The latest farms approved by the Pennsylvania Agricultural Land Preservation Board are located in Allegheny, Berks, Bucks, Clinton, Cumberland, Dauphin, Lackawanna, Lehigh, Montgomery, Perry and York counties.

The western Pennsylvania farms preserved at the meeting are the Robert and Mika Long farm, a 68-acre crop farm; the John Ripple and Linda Pipp farm, a 132-acre cow/calf beef and row crop operation; and the William and Susan Sray farm, a 56-acre beef and crop operation, all in Allegheny County.

In total, Pennsylvania’s Farmland Preservation Program has preserved 433,776 acres on 3,982 farms. Both figures are the highest of any state in the nation.

How it works

The state’s farmland preservation program works through the Pennsylvania Agricultural Conservation Easement Purchase Program, which was developed in 1988 to help curb the loss of prime farmland to non-agricultural uses.

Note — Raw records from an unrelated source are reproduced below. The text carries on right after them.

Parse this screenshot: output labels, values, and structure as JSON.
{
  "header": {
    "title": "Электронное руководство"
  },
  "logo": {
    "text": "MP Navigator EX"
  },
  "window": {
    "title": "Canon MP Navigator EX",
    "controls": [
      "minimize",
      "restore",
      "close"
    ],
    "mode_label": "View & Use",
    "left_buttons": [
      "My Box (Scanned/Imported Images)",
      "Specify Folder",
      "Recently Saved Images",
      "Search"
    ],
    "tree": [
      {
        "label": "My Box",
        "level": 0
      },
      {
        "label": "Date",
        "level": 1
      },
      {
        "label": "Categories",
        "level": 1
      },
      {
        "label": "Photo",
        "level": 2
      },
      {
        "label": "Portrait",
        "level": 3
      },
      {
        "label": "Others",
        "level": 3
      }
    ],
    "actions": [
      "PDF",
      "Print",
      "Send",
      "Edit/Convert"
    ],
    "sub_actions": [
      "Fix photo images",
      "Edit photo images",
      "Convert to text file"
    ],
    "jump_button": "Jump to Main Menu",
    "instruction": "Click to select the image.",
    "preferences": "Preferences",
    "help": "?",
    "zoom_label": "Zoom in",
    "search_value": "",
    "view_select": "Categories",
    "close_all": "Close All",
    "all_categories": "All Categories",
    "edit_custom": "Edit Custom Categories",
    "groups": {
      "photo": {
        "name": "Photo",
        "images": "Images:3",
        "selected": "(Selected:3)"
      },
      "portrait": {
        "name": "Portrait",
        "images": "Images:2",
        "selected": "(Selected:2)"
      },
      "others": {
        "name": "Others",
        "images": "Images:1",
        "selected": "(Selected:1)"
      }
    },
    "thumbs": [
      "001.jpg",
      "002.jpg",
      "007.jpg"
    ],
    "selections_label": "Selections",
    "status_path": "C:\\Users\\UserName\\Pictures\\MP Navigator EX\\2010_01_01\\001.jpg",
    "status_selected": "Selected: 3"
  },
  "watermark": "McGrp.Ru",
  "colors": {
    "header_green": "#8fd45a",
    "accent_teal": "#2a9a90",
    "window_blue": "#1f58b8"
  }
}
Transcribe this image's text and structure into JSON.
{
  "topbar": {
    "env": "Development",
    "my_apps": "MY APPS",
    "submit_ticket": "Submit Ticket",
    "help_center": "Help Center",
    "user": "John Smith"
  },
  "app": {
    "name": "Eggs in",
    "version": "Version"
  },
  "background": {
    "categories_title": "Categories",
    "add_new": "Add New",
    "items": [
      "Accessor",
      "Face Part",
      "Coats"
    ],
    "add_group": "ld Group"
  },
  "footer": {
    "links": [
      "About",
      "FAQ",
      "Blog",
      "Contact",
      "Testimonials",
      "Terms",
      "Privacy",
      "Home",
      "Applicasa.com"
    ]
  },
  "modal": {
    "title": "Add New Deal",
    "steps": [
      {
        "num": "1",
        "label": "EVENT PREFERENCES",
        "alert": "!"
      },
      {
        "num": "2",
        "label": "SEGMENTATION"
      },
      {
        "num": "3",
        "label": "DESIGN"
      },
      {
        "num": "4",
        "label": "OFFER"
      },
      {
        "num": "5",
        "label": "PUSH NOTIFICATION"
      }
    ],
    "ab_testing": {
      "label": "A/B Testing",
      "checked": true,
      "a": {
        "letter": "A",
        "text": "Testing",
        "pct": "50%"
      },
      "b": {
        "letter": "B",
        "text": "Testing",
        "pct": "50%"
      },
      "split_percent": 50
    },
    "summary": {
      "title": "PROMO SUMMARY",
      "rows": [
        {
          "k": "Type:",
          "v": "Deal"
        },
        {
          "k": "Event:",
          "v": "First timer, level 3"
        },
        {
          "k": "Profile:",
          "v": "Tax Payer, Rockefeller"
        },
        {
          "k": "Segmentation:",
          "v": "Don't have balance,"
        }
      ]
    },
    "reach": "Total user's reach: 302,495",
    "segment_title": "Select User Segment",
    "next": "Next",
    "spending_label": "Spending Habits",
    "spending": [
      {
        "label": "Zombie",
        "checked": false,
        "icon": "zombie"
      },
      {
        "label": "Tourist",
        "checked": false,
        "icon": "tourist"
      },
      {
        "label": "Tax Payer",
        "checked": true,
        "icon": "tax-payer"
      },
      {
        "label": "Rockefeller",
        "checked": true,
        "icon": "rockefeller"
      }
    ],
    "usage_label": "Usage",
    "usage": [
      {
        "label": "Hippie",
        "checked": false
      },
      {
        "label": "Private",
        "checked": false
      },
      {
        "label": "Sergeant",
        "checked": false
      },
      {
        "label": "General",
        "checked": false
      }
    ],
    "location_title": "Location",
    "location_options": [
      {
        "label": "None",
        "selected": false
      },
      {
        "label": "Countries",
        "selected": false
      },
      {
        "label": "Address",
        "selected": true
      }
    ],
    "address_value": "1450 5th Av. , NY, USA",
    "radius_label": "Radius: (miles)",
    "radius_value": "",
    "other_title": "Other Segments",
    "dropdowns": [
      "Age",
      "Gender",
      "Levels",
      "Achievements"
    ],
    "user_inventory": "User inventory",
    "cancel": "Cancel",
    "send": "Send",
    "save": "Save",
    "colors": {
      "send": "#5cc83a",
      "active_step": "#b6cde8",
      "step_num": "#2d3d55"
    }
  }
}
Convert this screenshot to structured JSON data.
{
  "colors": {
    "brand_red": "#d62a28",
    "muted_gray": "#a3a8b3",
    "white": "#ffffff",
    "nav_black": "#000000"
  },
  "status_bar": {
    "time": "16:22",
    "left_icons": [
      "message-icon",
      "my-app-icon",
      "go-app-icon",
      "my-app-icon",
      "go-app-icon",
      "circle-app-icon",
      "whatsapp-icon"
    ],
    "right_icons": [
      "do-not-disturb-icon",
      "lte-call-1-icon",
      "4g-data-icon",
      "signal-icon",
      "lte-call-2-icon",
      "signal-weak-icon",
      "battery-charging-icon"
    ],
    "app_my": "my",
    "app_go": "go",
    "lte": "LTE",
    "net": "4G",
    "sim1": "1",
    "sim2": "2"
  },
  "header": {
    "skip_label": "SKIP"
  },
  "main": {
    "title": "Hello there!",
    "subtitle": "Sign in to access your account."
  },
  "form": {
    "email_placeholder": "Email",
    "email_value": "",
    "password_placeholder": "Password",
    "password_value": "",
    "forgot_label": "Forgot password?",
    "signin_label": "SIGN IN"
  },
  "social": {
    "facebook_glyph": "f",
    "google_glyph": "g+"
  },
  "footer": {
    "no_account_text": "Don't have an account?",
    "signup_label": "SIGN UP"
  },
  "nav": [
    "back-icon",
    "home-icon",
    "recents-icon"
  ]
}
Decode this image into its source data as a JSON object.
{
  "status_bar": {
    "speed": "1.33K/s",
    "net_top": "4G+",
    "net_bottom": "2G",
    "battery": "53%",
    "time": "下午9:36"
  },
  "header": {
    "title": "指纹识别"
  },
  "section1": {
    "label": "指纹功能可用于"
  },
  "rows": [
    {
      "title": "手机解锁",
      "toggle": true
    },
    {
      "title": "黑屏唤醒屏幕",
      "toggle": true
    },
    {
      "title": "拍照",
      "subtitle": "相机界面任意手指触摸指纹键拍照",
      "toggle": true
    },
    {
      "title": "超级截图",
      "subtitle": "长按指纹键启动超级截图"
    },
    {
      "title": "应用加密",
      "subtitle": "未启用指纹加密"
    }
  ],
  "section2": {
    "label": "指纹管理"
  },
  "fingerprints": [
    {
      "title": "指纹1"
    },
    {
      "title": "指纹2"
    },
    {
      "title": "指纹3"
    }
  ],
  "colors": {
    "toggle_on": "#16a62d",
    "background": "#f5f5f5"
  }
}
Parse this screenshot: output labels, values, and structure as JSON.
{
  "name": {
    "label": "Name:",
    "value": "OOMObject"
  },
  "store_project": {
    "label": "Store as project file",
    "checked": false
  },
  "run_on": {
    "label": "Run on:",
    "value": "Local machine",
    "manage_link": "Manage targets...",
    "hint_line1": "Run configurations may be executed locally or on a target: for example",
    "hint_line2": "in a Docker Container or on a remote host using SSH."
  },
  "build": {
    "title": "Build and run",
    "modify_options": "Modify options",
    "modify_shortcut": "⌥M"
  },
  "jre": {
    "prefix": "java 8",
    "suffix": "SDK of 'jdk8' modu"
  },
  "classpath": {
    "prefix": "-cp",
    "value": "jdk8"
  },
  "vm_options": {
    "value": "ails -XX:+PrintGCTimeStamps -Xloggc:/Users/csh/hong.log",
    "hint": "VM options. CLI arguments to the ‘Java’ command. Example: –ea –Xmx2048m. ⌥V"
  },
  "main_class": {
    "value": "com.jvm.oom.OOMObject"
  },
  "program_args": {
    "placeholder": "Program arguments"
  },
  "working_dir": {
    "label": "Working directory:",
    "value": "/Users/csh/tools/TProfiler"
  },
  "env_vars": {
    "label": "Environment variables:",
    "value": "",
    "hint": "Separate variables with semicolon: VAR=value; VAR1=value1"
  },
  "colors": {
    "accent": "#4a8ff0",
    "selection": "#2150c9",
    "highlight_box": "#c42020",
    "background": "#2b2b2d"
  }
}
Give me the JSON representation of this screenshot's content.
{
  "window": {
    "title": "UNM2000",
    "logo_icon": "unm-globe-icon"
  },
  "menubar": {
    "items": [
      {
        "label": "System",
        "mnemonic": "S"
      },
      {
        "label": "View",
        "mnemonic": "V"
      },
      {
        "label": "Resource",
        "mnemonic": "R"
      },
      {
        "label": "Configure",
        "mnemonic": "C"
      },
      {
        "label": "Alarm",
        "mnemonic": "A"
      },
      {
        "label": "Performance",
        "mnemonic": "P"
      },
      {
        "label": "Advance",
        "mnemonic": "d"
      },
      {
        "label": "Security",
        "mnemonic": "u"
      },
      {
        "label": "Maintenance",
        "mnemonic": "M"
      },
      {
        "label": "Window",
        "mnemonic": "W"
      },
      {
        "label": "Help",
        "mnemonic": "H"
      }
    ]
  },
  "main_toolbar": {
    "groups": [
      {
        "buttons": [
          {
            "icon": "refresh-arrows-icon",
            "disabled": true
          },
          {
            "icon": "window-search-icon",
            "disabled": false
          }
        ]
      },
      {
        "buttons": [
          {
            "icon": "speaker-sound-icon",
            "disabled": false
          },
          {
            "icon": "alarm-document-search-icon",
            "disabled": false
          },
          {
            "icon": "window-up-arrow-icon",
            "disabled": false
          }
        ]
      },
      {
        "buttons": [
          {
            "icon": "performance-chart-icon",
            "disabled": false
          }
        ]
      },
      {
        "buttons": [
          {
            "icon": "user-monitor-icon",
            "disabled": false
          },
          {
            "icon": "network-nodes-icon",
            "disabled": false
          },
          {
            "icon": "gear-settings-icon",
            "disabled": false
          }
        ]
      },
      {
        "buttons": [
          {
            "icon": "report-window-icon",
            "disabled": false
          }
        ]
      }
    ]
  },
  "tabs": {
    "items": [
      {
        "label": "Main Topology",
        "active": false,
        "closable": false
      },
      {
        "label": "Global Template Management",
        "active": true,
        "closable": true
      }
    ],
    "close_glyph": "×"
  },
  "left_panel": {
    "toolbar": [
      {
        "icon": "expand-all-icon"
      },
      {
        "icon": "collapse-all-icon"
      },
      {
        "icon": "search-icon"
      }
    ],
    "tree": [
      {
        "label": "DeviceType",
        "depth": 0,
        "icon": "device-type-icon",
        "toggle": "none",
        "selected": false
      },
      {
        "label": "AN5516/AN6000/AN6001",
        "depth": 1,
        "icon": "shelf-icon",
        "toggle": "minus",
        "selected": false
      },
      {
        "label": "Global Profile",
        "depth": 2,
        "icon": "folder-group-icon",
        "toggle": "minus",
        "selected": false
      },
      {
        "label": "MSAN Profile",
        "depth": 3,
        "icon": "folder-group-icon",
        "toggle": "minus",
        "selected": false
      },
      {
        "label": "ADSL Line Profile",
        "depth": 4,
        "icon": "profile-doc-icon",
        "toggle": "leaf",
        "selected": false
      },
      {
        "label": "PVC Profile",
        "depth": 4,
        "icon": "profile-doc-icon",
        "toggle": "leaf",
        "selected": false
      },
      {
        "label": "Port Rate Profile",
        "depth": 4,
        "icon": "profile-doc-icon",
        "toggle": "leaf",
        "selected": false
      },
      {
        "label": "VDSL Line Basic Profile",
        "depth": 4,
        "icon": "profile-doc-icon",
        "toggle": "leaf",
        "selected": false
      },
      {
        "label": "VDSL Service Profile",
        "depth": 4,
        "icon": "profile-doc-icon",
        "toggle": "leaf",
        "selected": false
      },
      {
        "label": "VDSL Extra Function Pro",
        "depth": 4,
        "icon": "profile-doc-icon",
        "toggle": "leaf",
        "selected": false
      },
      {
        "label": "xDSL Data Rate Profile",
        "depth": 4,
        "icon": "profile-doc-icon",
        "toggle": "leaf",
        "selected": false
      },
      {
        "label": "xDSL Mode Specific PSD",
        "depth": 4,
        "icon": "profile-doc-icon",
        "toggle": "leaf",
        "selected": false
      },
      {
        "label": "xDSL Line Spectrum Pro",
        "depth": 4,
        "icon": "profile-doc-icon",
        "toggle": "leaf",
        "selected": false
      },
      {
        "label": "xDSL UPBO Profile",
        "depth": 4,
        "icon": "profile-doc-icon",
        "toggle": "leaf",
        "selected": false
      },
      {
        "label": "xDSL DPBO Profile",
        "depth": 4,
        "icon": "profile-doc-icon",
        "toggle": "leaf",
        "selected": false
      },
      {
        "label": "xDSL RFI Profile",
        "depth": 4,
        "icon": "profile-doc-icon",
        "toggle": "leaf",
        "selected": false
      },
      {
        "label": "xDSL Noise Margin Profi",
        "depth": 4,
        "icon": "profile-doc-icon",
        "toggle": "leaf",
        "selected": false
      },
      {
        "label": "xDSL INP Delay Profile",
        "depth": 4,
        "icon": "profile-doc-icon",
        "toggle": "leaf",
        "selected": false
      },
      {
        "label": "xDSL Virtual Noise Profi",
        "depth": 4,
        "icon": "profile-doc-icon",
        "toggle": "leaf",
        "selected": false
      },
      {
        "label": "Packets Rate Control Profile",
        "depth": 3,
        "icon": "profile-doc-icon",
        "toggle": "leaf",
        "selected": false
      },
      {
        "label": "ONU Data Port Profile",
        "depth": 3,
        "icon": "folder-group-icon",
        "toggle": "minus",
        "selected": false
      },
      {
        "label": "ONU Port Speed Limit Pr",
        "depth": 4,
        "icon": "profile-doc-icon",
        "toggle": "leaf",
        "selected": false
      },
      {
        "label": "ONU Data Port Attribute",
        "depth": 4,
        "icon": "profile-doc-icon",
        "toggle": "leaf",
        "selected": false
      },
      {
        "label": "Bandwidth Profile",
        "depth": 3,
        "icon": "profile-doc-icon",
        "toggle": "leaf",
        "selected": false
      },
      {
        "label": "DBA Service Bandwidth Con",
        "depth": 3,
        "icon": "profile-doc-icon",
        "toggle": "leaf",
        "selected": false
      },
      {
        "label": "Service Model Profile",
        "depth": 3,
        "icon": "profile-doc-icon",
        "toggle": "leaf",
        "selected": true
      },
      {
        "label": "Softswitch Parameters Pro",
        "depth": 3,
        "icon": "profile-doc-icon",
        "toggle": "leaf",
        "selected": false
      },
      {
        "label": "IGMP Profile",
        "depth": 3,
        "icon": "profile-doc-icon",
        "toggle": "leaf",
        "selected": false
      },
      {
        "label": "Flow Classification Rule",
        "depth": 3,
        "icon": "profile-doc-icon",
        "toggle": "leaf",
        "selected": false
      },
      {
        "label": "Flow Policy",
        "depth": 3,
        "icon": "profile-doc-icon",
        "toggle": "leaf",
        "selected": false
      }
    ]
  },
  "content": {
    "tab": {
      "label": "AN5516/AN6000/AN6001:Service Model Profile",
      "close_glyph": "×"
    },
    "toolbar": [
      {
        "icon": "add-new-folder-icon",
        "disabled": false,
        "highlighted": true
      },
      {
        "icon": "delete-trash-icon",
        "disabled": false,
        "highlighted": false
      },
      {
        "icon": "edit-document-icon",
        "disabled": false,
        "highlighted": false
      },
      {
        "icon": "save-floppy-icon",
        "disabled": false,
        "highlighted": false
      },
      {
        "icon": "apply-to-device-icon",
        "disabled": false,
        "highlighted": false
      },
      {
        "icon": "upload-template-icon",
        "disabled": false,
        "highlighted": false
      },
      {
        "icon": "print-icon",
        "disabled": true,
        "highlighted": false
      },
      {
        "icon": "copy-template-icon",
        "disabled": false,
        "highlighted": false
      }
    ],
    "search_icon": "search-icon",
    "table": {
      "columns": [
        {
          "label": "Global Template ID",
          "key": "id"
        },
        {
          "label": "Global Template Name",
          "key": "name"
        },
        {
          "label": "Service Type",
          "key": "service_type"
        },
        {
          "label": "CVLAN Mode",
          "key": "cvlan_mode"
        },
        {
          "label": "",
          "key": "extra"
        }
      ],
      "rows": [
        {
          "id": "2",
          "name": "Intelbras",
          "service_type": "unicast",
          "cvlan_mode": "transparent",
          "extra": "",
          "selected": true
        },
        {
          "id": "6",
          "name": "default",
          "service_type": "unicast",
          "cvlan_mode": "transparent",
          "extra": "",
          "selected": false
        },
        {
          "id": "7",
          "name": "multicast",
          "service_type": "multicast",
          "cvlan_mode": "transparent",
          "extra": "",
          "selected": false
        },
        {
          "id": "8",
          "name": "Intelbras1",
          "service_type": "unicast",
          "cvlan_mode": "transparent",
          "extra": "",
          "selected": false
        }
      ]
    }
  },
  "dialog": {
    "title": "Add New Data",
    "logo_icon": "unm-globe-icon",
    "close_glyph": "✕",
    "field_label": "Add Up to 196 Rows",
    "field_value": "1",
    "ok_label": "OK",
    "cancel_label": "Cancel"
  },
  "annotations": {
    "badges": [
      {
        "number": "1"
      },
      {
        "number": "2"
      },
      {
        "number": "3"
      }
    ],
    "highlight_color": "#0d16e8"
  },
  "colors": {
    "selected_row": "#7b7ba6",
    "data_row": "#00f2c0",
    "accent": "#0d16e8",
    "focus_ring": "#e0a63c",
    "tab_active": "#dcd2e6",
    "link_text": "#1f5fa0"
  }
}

The program enables state, county and local governments to purchase conservation easements, also called development rights, from owners of quality farmland. With this purchase of development rights, farm owners create an agreement whereby the land will forever remain in production agriculture, regardless of who may later own or work the land.

The easement purchases approved today represent a $6.7 million total investment of state, county and township funds.

Since the program’s inception, state, county and local governments have invested more than $1 billion to preserve farms.